Most (but not all) of the course will be held in English. It will involve reading, translating, commenting and discussing. Minimal linguistic skills are required. Instructions and documents will be made available on the course webpage (coursenligne.u-paris10.fr) as things unfold.



Alfred N. WHITEHEAD, The Concept of Nature, Cambridge: Cambridge University Press, 1920 (trad. fr. Le Concept de nature, Paris, Vrin, 1998).

— Science and the Modern World, Cambridge: Cambridge University Press, 1926 (trad. fr. La Science et le monde moderne, Paris, Le Rocher, 1994).

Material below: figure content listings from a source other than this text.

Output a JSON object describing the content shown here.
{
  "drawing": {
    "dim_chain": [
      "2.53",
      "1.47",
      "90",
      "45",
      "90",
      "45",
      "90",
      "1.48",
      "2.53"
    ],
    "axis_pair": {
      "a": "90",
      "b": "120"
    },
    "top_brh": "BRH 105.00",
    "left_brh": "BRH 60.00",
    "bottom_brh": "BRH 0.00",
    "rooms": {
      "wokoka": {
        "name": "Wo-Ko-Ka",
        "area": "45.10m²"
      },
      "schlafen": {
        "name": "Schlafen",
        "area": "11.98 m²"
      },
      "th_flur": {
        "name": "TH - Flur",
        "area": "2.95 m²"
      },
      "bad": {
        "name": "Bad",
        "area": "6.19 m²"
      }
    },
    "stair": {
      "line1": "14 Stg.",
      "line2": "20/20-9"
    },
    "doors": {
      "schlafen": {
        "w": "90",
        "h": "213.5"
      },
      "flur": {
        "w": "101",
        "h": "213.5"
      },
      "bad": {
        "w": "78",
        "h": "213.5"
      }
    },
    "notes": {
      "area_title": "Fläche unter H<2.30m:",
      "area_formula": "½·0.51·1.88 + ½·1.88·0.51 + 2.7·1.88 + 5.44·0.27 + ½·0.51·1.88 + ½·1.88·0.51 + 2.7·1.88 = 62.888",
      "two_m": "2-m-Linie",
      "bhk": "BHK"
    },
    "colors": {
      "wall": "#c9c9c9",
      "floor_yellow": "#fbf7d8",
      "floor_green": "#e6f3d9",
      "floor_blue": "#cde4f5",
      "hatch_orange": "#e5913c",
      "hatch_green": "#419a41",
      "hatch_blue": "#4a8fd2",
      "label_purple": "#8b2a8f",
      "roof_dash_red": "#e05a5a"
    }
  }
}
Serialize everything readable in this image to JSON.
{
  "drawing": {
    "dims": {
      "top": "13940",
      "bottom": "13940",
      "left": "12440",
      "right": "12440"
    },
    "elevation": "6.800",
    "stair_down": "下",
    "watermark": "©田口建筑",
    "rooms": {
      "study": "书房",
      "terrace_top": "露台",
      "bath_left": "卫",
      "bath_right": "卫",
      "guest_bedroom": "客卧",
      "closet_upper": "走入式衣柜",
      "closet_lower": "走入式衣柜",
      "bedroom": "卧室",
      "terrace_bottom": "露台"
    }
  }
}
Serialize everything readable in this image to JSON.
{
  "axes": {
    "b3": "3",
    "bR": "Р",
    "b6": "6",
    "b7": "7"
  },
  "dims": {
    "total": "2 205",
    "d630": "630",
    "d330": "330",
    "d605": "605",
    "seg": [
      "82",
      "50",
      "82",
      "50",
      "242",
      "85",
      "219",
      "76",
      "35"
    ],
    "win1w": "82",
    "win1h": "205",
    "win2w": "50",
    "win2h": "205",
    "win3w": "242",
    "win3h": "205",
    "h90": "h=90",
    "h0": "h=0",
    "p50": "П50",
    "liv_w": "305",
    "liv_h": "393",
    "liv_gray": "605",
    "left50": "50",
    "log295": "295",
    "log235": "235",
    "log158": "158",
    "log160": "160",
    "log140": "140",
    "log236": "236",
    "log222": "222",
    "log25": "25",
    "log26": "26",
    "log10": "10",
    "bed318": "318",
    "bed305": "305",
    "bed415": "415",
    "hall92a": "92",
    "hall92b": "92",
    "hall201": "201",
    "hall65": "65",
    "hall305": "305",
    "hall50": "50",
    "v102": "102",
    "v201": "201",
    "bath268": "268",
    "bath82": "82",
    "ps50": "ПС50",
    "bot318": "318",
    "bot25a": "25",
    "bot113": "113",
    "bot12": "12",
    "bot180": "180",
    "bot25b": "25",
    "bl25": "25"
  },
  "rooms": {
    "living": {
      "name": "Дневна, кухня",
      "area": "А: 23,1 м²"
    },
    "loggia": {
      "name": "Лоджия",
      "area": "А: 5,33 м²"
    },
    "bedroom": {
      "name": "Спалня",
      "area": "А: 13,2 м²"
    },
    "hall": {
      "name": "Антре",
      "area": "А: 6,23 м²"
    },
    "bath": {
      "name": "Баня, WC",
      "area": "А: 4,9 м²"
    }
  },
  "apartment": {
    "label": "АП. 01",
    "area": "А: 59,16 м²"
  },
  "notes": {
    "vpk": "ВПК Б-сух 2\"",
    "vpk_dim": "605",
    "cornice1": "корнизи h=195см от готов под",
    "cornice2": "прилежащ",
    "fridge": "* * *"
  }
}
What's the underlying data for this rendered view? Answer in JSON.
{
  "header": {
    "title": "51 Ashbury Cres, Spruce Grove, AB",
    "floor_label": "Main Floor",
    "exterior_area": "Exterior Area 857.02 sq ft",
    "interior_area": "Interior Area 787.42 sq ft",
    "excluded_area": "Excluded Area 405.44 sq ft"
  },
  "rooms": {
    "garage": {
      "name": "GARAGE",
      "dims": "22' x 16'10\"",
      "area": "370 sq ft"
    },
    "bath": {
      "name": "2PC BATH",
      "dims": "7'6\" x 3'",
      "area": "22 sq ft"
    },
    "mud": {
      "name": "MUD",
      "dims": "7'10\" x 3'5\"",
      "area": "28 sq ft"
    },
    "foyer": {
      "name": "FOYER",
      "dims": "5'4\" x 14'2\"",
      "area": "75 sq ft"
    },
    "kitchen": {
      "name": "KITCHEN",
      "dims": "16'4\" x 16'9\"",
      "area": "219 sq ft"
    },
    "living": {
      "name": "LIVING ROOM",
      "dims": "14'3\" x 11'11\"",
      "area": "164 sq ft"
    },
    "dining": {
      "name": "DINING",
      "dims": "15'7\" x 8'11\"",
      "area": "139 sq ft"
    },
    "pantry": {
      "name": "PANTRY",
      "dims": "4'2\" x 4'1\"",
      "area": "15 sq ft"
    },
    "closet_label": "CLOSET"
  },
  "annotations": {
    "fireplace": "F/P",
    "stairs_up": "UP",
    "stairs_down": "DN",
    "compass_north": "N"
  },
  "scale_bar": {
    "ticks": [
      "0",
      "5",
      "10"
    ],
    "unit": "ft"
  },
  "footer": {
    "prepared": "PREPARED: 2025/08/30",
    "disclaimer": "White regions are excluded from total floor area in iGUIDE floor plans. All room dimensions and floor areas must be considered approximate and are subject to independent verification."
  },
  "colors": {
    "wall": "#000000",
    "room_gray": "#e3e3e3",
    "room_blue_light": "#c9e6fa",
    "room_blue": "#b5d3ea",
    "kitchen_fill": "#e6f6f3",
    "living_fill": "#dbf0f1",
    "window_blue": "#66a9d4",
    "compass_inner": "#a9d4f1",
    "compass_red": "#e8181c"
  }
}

— Process and Reality, New York: Macmillan, 1929 (trad. fr. Procès et Réalité, Paris, Gallimard, 1995).


Commentaires utiles en langue française :

Didier DEBAISE, Un empirisme spéculatif, Paris, Vrin, 2005

Gilles DELEUZE, Le Pli, Paris, Minuit, 1988.

Alix PARMENTIER, La Philosophie de Whitehead et le problème de Dieu, Paris, Beauchesne, 1968.

Bertrand SAINT-SERNIN, Whitehead. Un univers en essai, Paris, Vrin, 2000.

Isabelle STENGERS, Penser avec Whitehead, Paris, Seuil, 2002.

Jean WAHL, Vers le concret, Paris, Vrin, 2004.


Mode de validation pour les étudiants présentiels en contrôle continu : un exercice à la maison et un partiel lors de la dernière semaine de cours.


Mode de validation pour les étudiants présentiels en contrôle dérogatoire et les étudiants du master accompagné (lorsque le cours est proposé également à distance) : un écrit à la fin du semestre + un oral à la fin du semestre.